Thinking outside the box has always reminded me to use all the tools, knowledge and skills that I have right now, rather than waiting to have everything that I “think” I need. I often focus on what I can do that doesn’t require anybody else’s yes or approval but mine. So, I’m all about doing whatever you can with whatever you have. I’m currently working as a career advisor at a college for music and film, and one of the things I always say to students/grads along with sharing my story is: “Become a jack of all trades and a master of ONE.”

All the wisdom you’ve shared today is sincerely appreciated. Before we go, can you tell us about the main challenge you are currently facing?
Reaching a new audience has definitely been a constant struggle for me — especially without a major marketing budget. Back when I went viral in 2007, the exposure I got from being featured on YouTube wasn’t limited and controlled by algorithms. My video was exposed to EVERYBODY who went on YouTube’s homepage, giving the opportunity to “catch the fish” of those who were interested in what I was doing at the time. We all have way less of a choice in discovering new and exciting content these days.

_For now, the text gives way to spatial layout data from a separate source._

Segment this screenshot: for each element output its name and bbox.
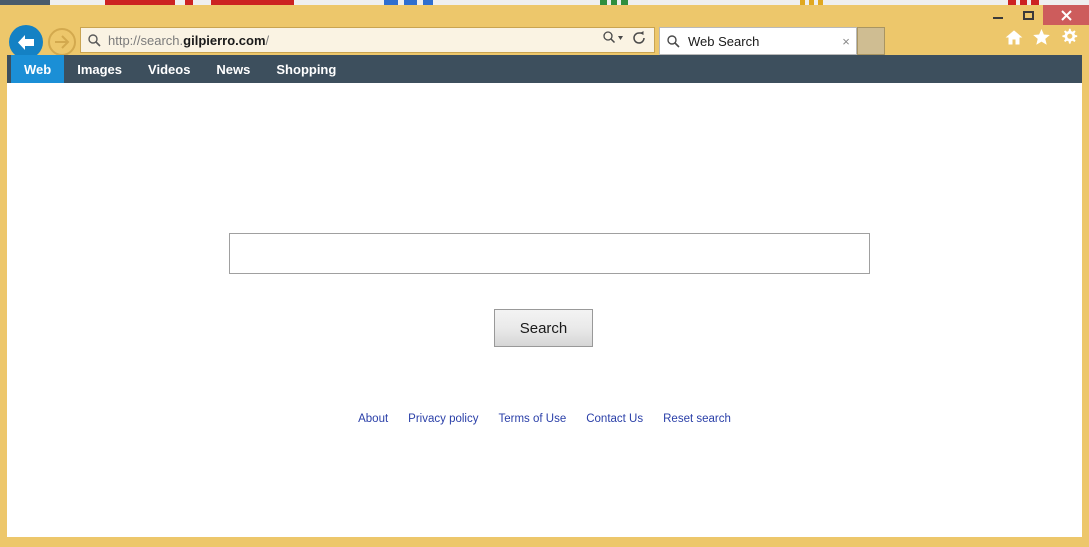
search-dropdown-icon[interactable]	[603, 31, 624, 49]
address-bar-actions	[603, 31, 646, 50]
footer-link-privacy-policy[interactable]: Privacy policy	[408, 413, 478, 425]
tab-fragment[interactable]	[185, 0, 193, 5]
footer-links: About Privacy policy Terms of Use Contact U…	[7, 413, 1082, 425]
back-button[interactable]	[9, 25, 43, 59]
search-icon	[88, 34, 101, 47]
page-viewport: WebImagesVideosNewsShopping Search About…	[7, 55, 1082, 537]
go-button[interactable]	[857, 27, 885, 55]
footer-link-terms-of-use[interactable]: Terms of Use	[498, 413, 566, 425]
tab-fragment[interactable]	[0, 0, 50, 5]
search-input[interactable]	[229, 233, 870, 274]
window-controls	[983, 5, 1089, 25]
footer-link-reset-search[interactable]: Reset search	[663, 413, 731, 425]
browser-toolbar: http://search.gilpierro.com/	[0, 25, 1089, 55]
maximize-button[interactable]	[1013, 5, 1043, 25]
refresh-icon[interactable]	[633, 31, 646, 50]
tab-fragment[interactable]	[105, 0, 175, 5]
tab-fragment[interactable]	[193, 0, 211, 5]
address-bar[interactable]: http://search.gilpierro.com/	[80, 27, 655, 53]
favorites-icon[interactable]	[1032, 28, 1051, 51]
browser-search-value: Web Search	[688, 34, 836, 49]
footer-link-about[interactable]: About	[358, 413, 388, 425]
tab-fragment[interactable]	[175, 0, 185, 5]
tab-fragment[interactable]	[423, 0, 433, 5]
browser-search-box[interactable]: Web Search ×	[659, 27, 857, 55]
clear-search-icon[interactable]: ×	[836, 28, 856, 54]
close-button[interactable]	[1043, 5, 1089, 25]
browser-tab-strip	[0, 0, 1089, 5]
tab-fragment[interactable]	[621, 0, 628, 5]
search-icon	[667, 35, 680, 48]
tab-fragment[interactable]	[294, 0, 384, 5]
back-arrow-icon	[16, 34, 36, 51]
maximize-icon	[1023, 11, 1034, 20]
browser-toolbar-icons	[1005, 28, 1078, 51]
browser-window: http://search.gilpierro.com/	[0, 0, 1089, 547]
nav-tab-news[interactable]: News	[203, 55, 263, 83]
tab-fragment[interactable]	[823, 0, 1008, 5]
address-bar-url: http://search.gilpierro.com/	[108, 33, 603, 48]
home-icon[interactable]	[1005, 29, 1023, 51]
footer-link-contact-us[interactable]: Contact Us	[586, 413, 643, 425]
tab-fragment[interactable]	[404, 0, 417, 5]
nav-tab-videos[interactable]: Videos	[135, 55, 203, 83]
search-button[interactable]: Search	[494, 309, 593, 347]
nav-tab-images[interactable]: Images	[64, 55, 135, 83]
close-icon	[1061, 10, 1072, 21]
forward-arrow-icon	[54, 35, 70, 49]
site-navigation: WebImagesVideosNewsShopping	[7, 55, 1082, 83]
page-content: Search About Privacy policy Terms of Use Co…	[7, 83, 1082, 537]
settings-icon[interactable]	[1060, 28, 1078, 51]
nav-tab-shopping[interactable]: Shopping	[263, 55, 349, 83]
tab-fragment[interactable]	[600, 0, 607, 5]
tab-fragment[interactable]	[628, 0, 800, 5]
tab-fragment[interactable]	[50, 0, 105, 5]
forward-button[interactable]	[48, 28, 76, 56]
tab-fragment[interactable]	[433, 0, 600, 5]
nav-tab-web[interactable]: Web	[11, 55, 64, 83]
minimize-icon	[993, 17, 1003, 19]
tab-fragment[interactable]	[211, 0, 294, 5]
tab-fragment[interactable]	[384, 0, 398, 5]
minimize-button[interactable]	[983, 5, 1013, 25]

And for OG YouTube accounts, you can have hundreds-of-thousands of subscribers and still only be able to reach 10% of them with no growth of new viewership nowadays. And since I’ve evolved so much as an artist, my content is primarily reaching the wrong audience. The algorithms tend to keep my brand stuck in the past of what I used to do. I even tried re-branding 10 years ago and it actually made things more difficult. But I’ve come to accept what I can’t control. All I can do is continue to create and put myself out there like I’ve always done. I’ve just been trusting God with the rest; having faith that the right audiences will catch on again someday, somehow.